A matemática por trás da arte das árvores

Pesquisadores das universidades de Michigan e do Novo México descobriram que o segredo para reconhecermos árvores em representações artísticas está no chamado “expoente de escala do diâmetro dos galhos”. Essa medida define como os galhos vão afinando à medida que se dividem, seguindo padrões similares aos da geometria fractal. Segundo o estudo, obras de diferentes épocas e estilos — desde esculturas indianas do século 16 até pinturas de Mondrian — compartilham esse mesmo princípio quando retratam árvores.

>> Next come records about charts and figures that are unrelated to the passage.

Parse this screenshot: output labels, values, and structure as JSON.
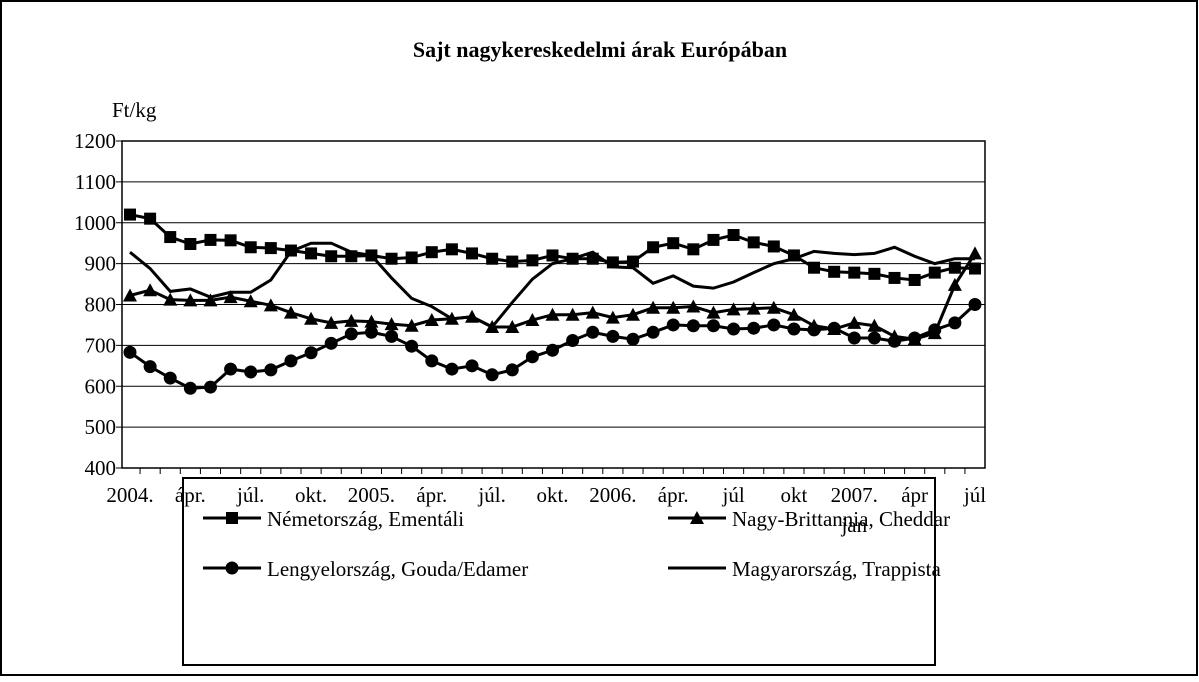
{
  "chart_data": {
    "type": "line",
    "title": "Sajt nagykereskedelmi árak Európában",
    "y_label": "Ft/kg",
    "categories": [
      "2004.",
      null,
      null,
      "ápr.",
      null,
      null,
      "júl.",
      null,
      null,
      "okt.",
      null,
      null,
      "2005.",
      null,
      null,
      "ápr.",
      null,
      null,
      "júl.",
      null,
      null,
      "okt.",
      null,
      null,
      "2006.",
      null,
      null,
      "ápr.",
      null,
      null,
      "júl",
      null,
      null,
      "okt",
      null,
      null,
      "2007.\njan",
      null,
      null,
      "ápr",
      null,
      null,
      "júl"
    ],
    "series": [
      {
        "name": "Németország, Ementáli",
        "color": "#000000",
        "marker": "square",
        "values": [
          1020,
          1010,
          965,
          948,
          958,
          957,
          940,
          938,
          932,
          925,
          918,
          918,
          920,
          912,
          915,
          928,
          935,
          925,
          912,
          905,
          908,
          920,
          912,
          912,
          903,
          905,
          940,
          950,
          935,
          958,
          970,
          952,
          942,
          920,
          890,
          880,
          878,
          875,
          865,
          860,
          878,
          890,
          888
        ]
      },
      {
        "name": "Nagy-Brittannia, Cheddar",
        "color": "#000000",
        "marker": "triangle",
        "values": [
          822,
          835,
          812,
          810,
          810,
          818,
          808,
          798,
          780,
          765,
          755,
          760,
          758,
          752,
          748,
          762,
          765,
          770,
          745,
          745,
          762,
          775,
          775,
          780,
          768,
          775,
          792,
          792,
          795,
          780,
          788,
          790,
          792,
          775,
          748,
          740,
          755,
          748,
          722,
          715,
          730,
          848,
          925
        ]
      },
      {
        "name": "Lengyelország, Gouda/Edamer",
        "color": "#000000",
        "marker": "circle",
        "values": [
          683,
          648,
          620,
          595,
          598,
          642,
          635,
          640,
          662,
          682,
          705,
          728,
          732,
          722,
          698,
          662,
          642,
          650,
          628,
          640,
          672,
          688,
          712,
          732,
          722,
          715,
          732,
          750,
          748,
          748,
          740,
          742,
          750,
          740,
          738,
          742,
          718,
          718,
          710,
          718,
          738,
          755,
          800
        ]
      },
      {
        "name": "Magyarország, Trappista",
        "color": "#000000",
        "marker": "none",
        "values": [
          928,
          888,
          832,
          838,
          818,
          830,
          830,
          860,
          930,
          950,
          950,
          928,
          920,
          865,
          815,
          795,
          765,
          770,
          745,
          805,
          862,
          900,
          912,
          928,
          892,
          890,
          852,
          870,
          845,
          840,
          855,
          878,
          900,
          912,
          930,
          925,
          922,
          925,
          940,
          918,
          900,
          912,
          912
        ]
      }
    ],
    "ylim": [
      400,
      1200
    ],
    "yticks": [
      400,
      500,
      600,
      700,
      800,
      900,
      1000,
      1100,
      1200
    ],
    "grid": true
  }
}
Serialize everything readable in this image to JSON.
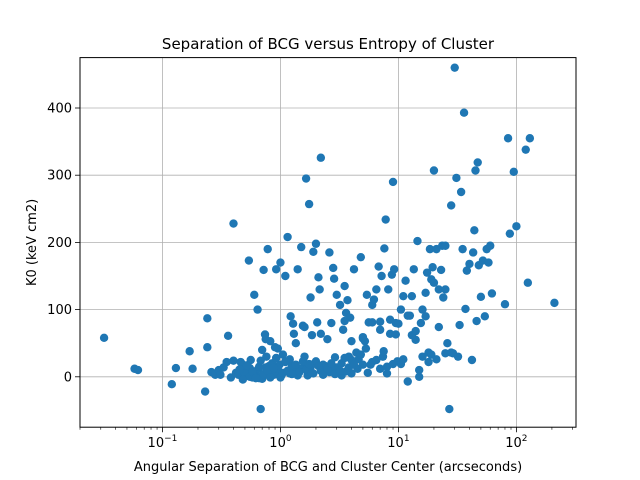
{
  "chart_data": {
    "type": "scatter",
    "title": "Separation of BCG versus Entropy of Cluster",
    "xlabel": "Angular Separation of BCG and Cluster Center (arcseconds)",
    "ylabel": "K0 (keV cm2)",
    "x_scale": "log",
    "xlim": [
      0.02,
      320
    ],
    "ylim": [
      -75,
      475
    ],
    "x_ticks": [
      {
        "value": 0.1,
        "base": "10",
        "exp": "−1"
      },
      {
        "value": 1,
        "base": "10",
        "exp": "0"
      },
      {
        "value": 10,
        "base": "10",
        "exp": "1"
      },
      {
        "value": 100,
        "base": "10",
        "exp": "2"
      }
    ],
    "y_ticks": [
      0,
      100,
      200,
      300,
      400
    ],
    "grid": true,
    "marker_color": "#1f77b4",
    "points": [
      [
        0.032,
        58
      ],
      [
        0.058,
        12
      ],
      [
        0.062,
        10
      ],
      [
        0.12,
        -11
      ],
      [
        0.13,
        13
      ],
      [
        0.17,
        38
      ],
      [
        0.18,
        12
      ],
      [
        0.23,
        -22
      ],
      [
        0.24,
        87
      ],
      [
        0.24,
        44
      ],
      [
        0.26,
        7
      ],
      [
        0.28,
        3
      ],
      [
        0.3,
        10
      ],
      [
        0.31,
        3
      ],
      [
        0.33,
        14
      ],
      [
        0.35,
        22
      ],
      [
        0.36,
        61
      ],
      [
        0.4,
        228
      ],
      [
        0.4,
        24
      ],
      [
        0.38,
        -1
      ],
      [
        0.42,
        6
      ],
      [
        0.44,
        3
      ],
      [
        0.46,
        22
      ],
      [
        0.48,
        18
      ],
      [
        0.5,
        10
      ],
      [
        0.52,
        2
      ],
      [
        0.54,
        173
      ],
      [
        0.55,
        13
      ],
      [
        0.56,
        25
      ],
      [
        0.58,
        -1
      ],
      [
        0.6,
        122
      ],
      [
        0.62,
        4
      ],
      [
        0.64,
        100
      ],
      [
        0.66,
        -2
      ],
      [
        0.68,
        -48
      ],
      [
        0.7,
        40
      ],
      [
        0.72,
        159
      ],
      [
        0.74,
        63
      ],
      [
        0.76,
        30
      ],
      [
        0.78,
        190
      ],
      [
        0.8,
        16
      ],
      [
        0.82,
        53
      ],
      [
        0.85,
        6
      ],
      [
        0.88,
        3
      ],
      [
        0.9,
        44
      ],
      [
        0.92,
        160
      ],
      [
        0.95,
        42
      ],
      [
        0.98,
        18
      ],
      [
        1.0,
        170
      ],
      [
        1.02,
        2
      ],
      [
        1.05,
        33
      ],
      [
        1.1,
        150
      ],
      [
        1.15,
        208
      ],
      [
        1.2,
        5
      ],
      [
        1.22,
        90
      ],
      [
        1.25,
        16
      ],
      [
        1.28,
        79
      ],
      [
        1.3,
        5
      ],
      [
        1.35,
        50
      ],
      [
        1.4,
        160
      ],
      [
        1.45,
        10
      ],
      [
        1.5,
        193
      ],
      [
        1.55,
        76
      ],
      [
        1.6,
        20
      ],
      [
        1.65,
        295
      ],
      [
        1.7,
        2
      ],
      [
        1.75,
        257
      ],
      [
        1.8,
        118
      ],
      [
        1.85,
        62
      ],
      [
        1.9,
        186
      ],
      [
        1.95,
        20
      ],
      [
        2.0,
        198
      ],
      [
        2.05,
        81
      ],
      [
        2.1,
        148
      ],
      [
        2.15,
        130
      ],
      [
        2.2,
        326
      ],
      [
        2.3,
        18
      ],
      [
        2.4,
        11
      ],
      [
        2.5,
        56
      ],
      [
        2.6,
        185
      ],
      [
        2.7,
        80
      ],
      [
        2.8,
        162
      ],
      [
        2.85,
        146
      ],
      [
        2.9,
        29
      ],
      [
        3.0,
        122
      ],
      [
        3.1,
        5
      ],
      [
        3.2,
        107
      ],
      [
        3.3,
        20
      ],
      [
        3.4,
        70
      ],
      [
        3.5,
        135
      ],
      [
        3.6,
        95
      ],
      [
        3.7,
        114
      ],
      [
        3.8,
        30
      ],
      [
        3.9,
        88
      ],
      [
        4.0,
        5
      ],
      [
        4.2,
        160
      ],
      [
        4.4,
        36
      ],
      [
        4.6,
        26
      ],
      [
        4.8,
        178
      ],
      [
        5.0,
        57
      ],
      [
        5.2,
        53
      ],
      [
        5.4,
        122
      ],
      [
        5.6,
        81
      ],
      [
        5.8,
        18
      ],
      [
        6.0,
        107
      ],
      [
        6.2,
        115
      ],
      [
        6.5,
        130
      ],
      [
        6.8,
        164
      ],
      [
        7.0,
        70
      ],
      [
        7.2,
        150
      ],
      [
        7.4,
        30
      ],
      [
        7.6,
        191
      ],
      [
        7.8,
        234
      ],
      [
        8.0,
        5
      ],
      [
        8.2,
        130
      ],
      [
        8.5,
        85
      ],
      [
        8.8,
        152
      ],
      [
        9.0,
        290
      ],
      [
        9.2,
        160
      ],
      [
        9.5,
        80
      ],
      [
        9.8,
        23
      ],
      [
        10.0,
        79
      ],
      [
        10.5,
        19
      ],
      [
        11.0,
        120
      ],
      [
        11.5,
        143
      ],
      [
        12.0,
        -7
      ],
      [
        12.5,
        91
      ],
      [
        13.0,
        120
      ],
      [
        13.5,
        160
      ],
      [
        14.0,
        55
      ],
      [
        14.5,
        202
      ],
      [
        15.0,
        0
      ],
      [
        16.0,
        30
      ],
      [
        17.0,
        90
      ],
      [
        17.5,
        155
      ],
      [
        18.0,
        22
      ],
      [
        18.5,
        190
      ],
      [
        19.0,
        145
      ],
      [
        19.5,
        163
      ],
      [
        20.0,
        307
      ],
      [
        21.0,
        190
      ],
      [
        22.0,
        74
      ],
      [
        23.0,
        159
      ],
      [
        23.5,
        195
      ],
      [
        24.0,
        118
      ],
      [
        25.0,
        195
      ],
      [
        26.0,
        50
      ],
      [
        27.0,
        -48
      ],
      [
        28.0,
        255
      ],
      [
        29.0,
        35
      ],
      [
        30.0,
        460
      ],
      [
        31.0,
        296
      ],
      [
        32.0,
        30
      ],
      [
        33.0,
        77
      ],
      [
        34.0,
        275
      ],
      [
        35.0,
        190
      ],
      [
        36.0,
        393
      ],
      [
        37.0,
        101
      ],
      [
        38.0,
        158
      ],
      [
        40.0,
        168
      ],
      [
        42.0,
        25
      ],
      [
        43.0,
        185
      ],
      [
        44.0,
        218
      ],
      [
        45.0,
        307
      ],
      [
        46.0,
        83
      ],
      [
        47.0,
        319
      ],
      [
        48.0,
        166
      ],
      [
        50.0,
        119
      ],
      [
        52.0,
        173
      ],
      [
        54.0,
        90
      ],
      [
        56.0,
        190
      ],
      [
        58.0,
        170
      ],
      [
        60.0,
        195
      ],
      [
        62.0,
        124
      ],
      [
        80.0,
        108
      ],
      [
        85.0,
        355
      ],
      [
        88.0,
        213
      ],
      [
        95.0,
        305
      ],
      [
        100.0,
        224
      ],
      [
        120.0,
        338
      ],
      [
        125.0,
        140
      ],
      [
        130.0,
        355
      ],
      [
        210.0,
        110
      ],
      [
        0.5,
        5
      ],
      [
        0.55,
        0
      ],
      [
        0.6,
        8
      ],
      [
        0.65,
        12
      ],
      [
        0.7,
        -3
      ],
      [
        0.75,
        14
      ],
      [
        0.8,
        2
      ],
      [
        0.85,
        20
      ],
      [
        0.9,
        8
      ],
      [
        0.95,
        12
      ],
      [
        1.0,
        -1
      ],
      [
        1.05,
        6
      ],
      [
        1.1,
        22
      ],
      [
        1.15,
        9
      ],
      [
        1.2,
        26
      ],
      [
        1.3,
        15
      ],
      [
        1.4,
        2
      ],
      [
        1.5,
        12
      ],
      [
        1.6,
        30
      ],
      [
        1.7,
        8
      ],
      [
        1.8,
        14
      ],
      [
        1.9,
        5
      ],
      [
        2.0,
        23
      ],
      [
        2.2,
        9
      ],
      [
        2.4,
        16
      ],
      [
        2.6,
        7
      ],
      [
        2.8,
        11
      ],
      [
        3.0,
        14
      ],
      [
        3.3,
        2
      ],
      [
        3.6,
        8
      ],
      [
        4.0,
        25
      ],
      [
        4.5,
        12
      ],
      [
        5.0,
        18
      ],
      [
        5.5,
        6
      ],
      [
        6.0,
        22
      ],
      [
        7.0,
        12
      ],
      [
        8.0,
        15
      ],
      [
        9.0,
        19
      ],
      [
        0.45,
        11
      ],
      [
        0.48,
        -4
      ],
      [
        0.52,
        17
      ],
      [
        0.58,
        7
      ],
      [
        0.62,
        -2
      ],
      [
        0.66,
        15
      ],
      [
        0.72,
        4
      ],
      [
        0.78,
        9
      ],
      [
        0.82,
        -1
      ],
      [
        0.88,
        13
      ],
      [
        1.25,
        4
      ],
      [
        1.35,
        18
      ],
      [
        1.45,
        7
      ],
      [
        1.55,
        23
      ],
      [
        1.65,
        11
      ],
      [
        1.75,
        19
      ],
      [
        1.85,
        6
      ],
      [
        2.1,
        16
      ],
      [
        2.3,
        3
      ],
      [
        2.5,
        12
      ],
      [
        2.7,
        20
      ],
      [
        2.9,
        4
      ],
      [
        3.2,
        9
      ],
      [
        3.5,
        28
      ],
      [
        3.8,
        14
      ],
      [
        4.2,
        18
      ],
      [
        4.8,
        33
      ],
      [
        5.3,
        42
      ],
      [
        6.5,
        25
      ],
      [
        7.5,
        38
      ],
      [
        11.0,
        26
      ],
      [
        13.0,
        62
      ],
      [
        15.0,
        10
      ],
      [
        18.0,
        36
      ],
      [
        19.0,
        33
      ],
      [
        21.0,
        26
      ],
      [
        25.0,
        35
      ],
      [
        28.0,
        36
      ],
      [
        16.0,
        100
      ],
      [
        15.5,
        80
      ],
      [
        20.0,
        140
      ],
      [
        22.0,
        130
      ],
      [
        25.0,
        130
      ],
      [
        8.5,
        64
      ],
      [
        9.5,
        63
      ],
      [
        10.5,
        100
      ],
      [
        12.0,
        91
      ],
      [
        14.0,
        68
      ],
      [
        17.0,
        125
      ],
      [
        6.0,
        81
      ],
      [
        7.0,
        82
      ],
      [
        5.0,
        59
      ],
      [
        4.0,
        53
      ],
      [
        3.5,
        83
      ],
      [
        2.2,
        64
      ],
      [
        1.6,
        74
      ],
      [
        1.3,
        64
      ],
      [
        1.1,
        23
      ],
      [
        0.92,
        28
      ],
      [
        0.75,
        56
      ],
      [
        0.68,
        24
      ]
    ]
  }
}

Os expoentes de escala variam entre 1,5 e 3 em árvores reais, e o mesmo intervalo foi identificado em obras artísticas que o público reconhece como representações de árvores. Um exemplo emblemático é A Árvore Cinzenta (1911), de Mondrian. Embora não tenha folhas nem cor, sua estrutura segue o padrão, permitindo que as pessoas identifiquem uma árvore com facilidade. Já em Macieira em Flor (1912), quando o padrão se rompe, o público enxerga outras formas, mas raramente uma árvore.
Da Vinci e sua antecipação genial
Leonardo da Vinci já observava essas relações ao estudar o modo como os galhos se dividem a partir do tronco. Embora não usasse termos como “expoente de escala”, ele compreendia intuitivamente que existia um equilíbrio estrutural necessário para a árvore manter sua aparência. O novo estudo mostra que esse padrão visual é universal — e mesmo artistas modernos que jamais ouviram falar de Da Vinci seguem, inconscientemente, a mesma lógica que ele identificou há séculos.
Essa união entre arte e ciência reforça que, quando se trata de entender a natureza, Da Vinci realmente estava sempre à frente de seu tempo.